Não fiquemos esperando a margem do caminho. As mudanças na Igreja não vêm exclusivamente de cima, vêm também do seu povo, da sua base, porque é por aqui que passeia o Espírito Santo. A nós Leigos, Pobres, Mulheres, Gays, Lésbicas, Transexuais, Excluídos, cabe à tarefa de renovar o mundo, de se abrir para a santificação pelo espírito, partindo sempre da fé Boa Nova de Jesus que é Salvação. "Quem poderá, então, salvar-se?" perguntaram a Jesus, e ele respondeu: "Ao homem isso é impossível, mas a Deus tudo é possível.” (Mt 19,25-26).

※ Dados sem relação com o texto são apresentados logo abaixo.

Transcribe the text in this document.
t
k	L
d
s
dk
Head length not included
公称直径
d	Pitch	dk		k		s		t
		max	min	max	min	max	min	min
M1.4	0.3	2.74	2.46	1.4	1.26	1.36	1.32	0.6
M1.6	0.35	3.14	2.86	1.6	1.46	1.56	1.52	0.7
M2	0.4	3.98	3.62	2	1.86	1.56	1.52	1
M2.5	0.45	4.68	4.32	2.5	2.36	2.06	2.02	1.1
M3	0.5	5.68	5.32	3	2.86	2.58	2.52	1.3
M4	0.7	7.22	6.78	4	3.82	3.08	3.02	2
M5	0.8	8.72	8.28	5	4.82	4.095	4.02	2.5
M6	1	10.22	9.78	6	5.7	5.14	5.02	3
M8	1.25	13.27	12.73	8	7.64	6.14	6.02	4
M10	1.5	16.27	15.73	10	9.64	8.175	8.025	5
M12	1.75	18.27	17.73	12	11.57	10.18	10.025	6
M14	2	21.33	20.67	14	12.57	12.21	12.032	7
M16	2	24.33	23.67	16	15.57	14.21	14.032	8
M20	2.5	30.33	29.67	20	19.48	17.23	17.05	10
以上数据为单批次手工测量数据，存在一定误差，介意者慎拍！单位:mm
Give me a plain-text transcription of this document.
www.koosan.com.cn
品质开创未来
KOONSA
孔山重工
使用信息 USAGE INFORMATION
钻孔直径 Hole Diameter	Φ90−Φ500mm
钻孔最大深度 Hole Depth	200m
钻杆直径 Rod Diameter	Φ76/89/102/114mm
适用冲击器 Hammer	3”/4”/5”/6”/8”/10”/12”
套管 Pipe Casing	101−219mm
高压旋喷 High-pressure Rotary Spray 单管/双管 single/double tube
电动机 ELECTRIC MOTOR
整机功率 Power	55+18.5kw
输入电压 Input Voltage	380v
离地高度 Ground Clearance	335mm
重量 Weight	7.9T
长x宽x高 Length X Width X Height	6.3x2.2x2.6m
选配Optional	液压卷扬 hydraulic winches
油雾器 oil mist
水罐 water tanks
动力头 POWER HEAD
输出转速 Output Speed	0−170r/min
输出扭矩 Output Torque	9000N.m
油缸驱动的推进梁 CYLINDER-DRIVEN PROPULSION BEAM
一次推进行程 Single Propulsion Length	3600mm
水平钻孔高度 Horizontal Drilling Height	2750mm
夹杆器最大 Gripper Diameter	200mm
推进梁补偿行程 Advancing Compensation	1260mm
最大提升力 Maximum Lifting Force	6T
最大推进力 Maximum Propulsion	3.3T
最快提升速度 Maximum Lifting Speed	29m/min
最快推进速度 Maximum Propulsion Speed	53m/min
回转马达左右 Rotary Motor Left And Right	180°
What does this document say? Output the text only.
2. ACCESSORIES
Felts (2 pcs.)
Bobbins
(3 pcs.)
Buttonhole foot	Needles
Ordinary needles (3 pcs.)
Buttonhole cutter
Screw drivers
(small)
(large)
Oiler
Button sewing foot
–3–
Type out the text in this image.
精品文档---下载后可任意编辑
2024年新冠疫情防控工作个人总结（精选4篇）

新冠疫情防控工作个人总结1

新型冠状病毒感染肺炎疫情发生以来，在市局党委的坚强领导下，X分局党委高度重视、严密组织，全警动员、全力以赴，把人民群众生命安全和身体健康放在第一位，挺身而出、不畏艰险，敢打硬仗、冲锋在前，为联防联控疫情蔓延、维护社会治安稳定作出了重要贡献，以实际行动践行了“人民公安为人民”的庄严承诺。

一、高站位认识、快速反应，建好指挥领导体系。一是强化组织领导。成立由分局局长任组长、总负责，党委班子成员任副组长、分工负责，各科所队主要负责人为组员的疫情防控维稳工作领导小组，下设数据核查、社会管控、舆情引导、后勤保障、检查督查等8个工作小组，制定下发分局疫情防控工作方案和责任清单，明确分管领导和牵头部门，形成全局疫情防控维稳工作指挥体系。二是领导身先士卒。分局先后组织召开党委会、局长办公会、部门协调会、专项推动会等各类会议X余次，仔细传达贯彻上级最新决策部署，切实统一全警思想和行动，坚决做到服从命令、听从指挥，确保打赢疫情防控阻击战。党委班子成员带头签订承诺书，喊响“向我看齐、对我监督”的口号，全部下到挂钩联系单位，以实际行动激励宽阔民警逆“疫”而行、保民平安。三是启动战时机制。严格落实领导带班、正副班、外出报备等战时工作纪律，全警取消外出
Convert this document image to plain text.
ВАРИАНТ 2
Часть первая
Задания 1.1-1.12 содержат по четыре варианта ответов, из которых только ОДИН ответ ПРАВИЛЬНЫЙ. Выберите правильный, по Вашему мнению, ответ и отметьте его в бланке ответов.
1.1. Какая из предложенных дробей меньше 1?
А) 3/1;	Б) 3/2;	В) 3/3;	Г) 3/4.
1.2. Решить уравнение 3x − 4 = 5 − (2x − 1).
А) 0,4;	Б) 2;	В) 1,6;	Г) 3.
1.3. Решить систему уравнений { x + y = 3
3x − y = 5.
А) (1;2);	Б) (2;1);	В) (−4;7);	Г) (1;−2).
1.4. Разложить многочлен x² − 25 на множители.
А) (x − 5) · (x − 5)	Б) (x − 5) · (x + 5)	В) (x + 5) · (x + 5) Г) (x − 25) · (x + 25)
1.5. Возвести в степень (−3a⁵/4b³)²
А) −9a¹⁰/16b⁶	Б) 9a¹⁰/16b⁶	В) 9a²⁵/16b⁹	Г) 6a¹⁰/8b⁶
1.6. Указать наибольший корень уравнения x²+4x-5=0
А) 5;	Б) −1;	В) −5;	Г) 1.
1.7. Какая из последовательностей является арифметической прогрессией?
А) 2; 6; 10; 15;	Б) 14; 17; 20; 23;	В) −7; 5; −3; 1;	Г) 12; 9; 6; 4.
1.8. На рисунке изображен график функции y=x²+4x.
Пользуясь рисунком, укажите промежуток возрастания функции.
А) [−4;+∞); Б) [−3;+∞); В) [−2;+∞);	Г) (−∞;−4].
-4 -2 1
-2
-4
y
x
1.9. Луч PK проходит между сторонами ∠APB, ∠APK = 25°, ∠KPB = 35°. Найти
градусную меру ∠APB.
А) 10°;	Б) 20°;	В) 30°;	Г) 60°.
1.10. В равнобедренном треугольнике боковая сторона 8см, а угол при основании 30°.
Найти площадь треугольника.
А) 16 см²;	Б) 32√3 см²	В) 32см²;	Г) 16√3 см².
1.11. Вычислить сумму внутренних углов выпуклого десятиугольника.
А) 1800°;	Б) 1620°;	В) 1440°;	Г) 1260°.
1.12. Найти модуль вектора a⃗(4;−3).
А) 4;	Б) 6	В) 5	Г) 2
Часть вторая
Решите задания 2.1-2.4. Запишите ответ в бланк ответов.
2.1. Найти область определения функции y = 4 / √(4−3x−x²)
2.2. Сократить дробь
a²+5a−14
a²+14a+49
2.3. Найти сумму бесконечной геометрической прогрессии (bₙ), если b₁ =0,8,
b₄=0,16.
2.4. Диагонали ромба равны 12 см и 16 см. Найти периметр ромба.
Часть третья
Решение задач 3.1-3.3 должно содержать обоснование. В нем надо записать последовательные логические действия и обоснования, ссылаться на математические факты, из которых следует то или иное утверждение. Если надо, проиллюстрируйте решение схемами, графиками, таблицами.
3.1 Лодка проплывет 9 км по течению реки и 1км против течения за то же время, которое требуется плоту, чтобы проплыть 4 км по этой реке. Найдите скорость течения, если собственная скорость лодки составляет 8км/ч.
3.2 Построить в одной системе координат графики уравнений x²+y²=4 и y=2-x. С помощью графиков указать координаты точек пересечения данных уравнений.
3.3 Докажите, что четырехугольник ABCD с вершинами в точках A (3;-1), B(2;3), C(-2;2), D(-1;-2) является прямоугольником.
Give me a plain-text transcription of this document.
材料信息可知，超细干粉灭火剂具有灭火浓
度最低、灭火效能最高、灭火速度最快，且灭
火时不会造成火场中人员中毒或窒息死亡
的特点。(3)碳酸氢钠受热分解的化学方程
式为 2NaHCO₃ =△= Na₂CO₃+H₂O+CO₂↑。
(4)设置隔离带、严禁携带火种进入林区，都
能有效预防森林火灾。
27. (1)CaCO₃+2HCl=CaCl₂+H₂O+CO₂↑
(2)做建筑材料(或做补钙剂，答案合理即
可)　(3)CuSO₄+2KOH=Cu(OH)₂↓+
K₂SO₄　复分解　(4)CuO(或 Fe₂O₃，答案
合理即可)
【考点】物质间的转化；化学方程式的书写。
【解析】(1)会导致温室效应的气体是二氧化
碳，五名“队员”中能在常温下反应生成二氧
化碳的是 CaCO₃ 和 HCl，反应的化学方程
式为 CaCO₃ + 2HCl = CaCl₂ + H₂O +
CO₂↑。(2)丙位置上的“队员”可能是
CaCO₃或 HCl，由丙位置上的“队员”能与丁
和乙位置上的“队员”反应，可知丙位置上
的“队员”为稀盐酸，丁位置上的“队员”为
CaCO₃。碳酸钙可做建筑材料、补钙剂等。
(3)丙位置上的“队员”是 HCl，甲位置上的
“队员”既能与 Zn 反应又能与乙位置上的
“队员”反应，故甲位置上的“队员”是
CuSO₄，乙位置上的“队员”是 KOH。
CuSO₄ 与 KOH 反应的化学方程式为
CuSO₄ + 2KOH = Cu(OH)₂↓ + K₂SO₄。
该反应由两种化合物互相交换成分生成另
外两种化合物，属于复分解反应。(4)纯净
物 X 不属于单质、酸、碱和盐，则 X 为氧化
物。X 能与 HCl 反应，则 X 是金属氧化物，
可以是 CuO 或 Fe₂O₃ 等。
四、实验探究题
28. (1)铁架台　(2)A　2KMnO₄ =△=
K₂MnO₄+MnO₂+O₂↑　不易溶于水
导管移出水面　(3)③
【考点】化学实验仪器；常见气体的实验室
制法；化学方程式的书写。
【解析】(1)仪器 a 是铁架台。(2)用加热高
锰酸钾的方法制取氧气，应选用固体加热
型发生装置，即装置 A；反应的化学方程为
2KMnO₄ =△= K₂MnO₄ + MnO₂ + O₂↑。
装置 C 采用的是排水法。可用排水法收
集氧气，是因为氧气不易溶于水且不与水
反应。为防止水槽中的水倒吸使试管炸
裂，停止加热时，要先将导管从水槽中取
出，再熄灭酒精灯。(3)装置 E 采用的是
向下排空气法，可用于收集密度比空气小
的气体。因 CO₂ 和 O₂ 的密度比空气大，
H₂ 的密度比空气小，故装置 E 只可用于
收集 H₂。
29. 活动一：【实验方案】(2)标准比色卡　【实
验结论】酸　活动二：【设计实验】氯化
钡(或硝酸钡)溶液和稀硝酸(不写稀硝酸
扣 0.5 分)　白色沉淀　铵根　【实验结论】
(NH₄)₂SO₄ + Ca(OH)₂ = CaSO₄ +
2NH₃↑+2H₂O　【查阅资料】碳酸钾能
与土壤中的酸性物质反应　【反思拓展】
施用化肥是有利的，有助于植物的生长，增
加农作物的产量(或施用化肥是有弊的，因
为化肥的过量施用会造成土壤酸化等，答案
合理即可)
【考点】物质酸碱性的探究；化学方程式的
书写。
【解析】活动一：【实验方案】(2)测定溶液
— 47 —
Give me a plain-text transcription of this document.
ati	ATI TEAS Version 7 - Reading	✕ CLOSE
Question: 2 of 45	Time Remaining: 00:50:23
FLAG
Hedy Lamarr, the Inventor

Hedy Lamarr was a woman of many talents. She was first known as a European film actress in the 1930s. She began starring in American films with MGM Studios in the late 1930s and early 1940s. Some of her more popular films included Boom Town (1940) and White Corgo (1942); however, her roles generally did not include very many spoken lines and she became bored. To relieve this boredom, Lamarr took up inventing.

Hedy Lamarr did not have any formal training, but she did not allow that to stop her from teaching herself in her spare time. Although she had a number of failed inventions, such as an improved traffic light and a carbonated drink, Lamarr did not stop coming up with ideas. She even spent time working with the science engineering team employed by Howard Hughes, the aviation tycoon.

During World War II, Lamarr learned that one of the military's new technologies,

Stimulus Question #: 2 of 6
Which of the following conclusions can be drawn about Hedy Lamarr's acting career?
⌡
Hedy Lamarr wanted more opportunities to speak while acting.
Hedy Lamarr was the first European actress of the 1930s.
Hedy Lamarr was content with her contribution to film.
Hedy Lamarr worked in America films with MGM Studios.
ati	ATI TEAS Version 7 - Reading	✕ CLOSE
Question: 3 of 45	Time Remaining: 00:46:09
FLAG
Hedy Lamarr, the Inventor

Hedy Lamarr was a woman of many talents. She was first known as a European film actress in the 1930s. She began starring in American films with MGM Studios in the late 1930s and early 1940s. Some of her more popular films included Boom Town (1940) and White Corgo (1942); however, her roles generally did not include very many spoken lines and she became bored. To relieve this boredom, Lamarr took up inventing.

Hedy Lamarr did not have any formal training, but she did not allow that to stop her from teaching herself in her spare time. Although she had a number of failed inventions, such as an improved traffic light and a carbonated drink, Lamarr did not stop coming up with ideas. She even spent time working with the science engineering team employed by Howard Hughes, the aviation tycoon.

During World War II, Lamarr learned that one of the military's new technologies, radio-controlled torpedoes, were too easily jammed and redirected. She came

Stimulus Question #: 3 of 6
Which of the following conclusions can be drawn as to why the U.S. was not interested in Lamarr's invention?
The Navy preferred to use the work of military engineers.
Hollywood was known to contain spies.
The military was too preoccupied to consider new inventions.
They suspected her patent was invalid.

Possamos compreender que a pertença ou não a Comunhão dos Santos não se justifica pela adesão a verdades ortodoxas da fé, mas à prática ou não do Amor. Um dia, vamos conhecer os verdadeiros santos de todas as religiões e de todos os ateísmos: são eles os que viveram amando, no anonimato, sem nada esperar. Nisso cremos e por isso esperamos!


São Paulo, festa de Todos os Santos e Santas no ano da graça de 2015.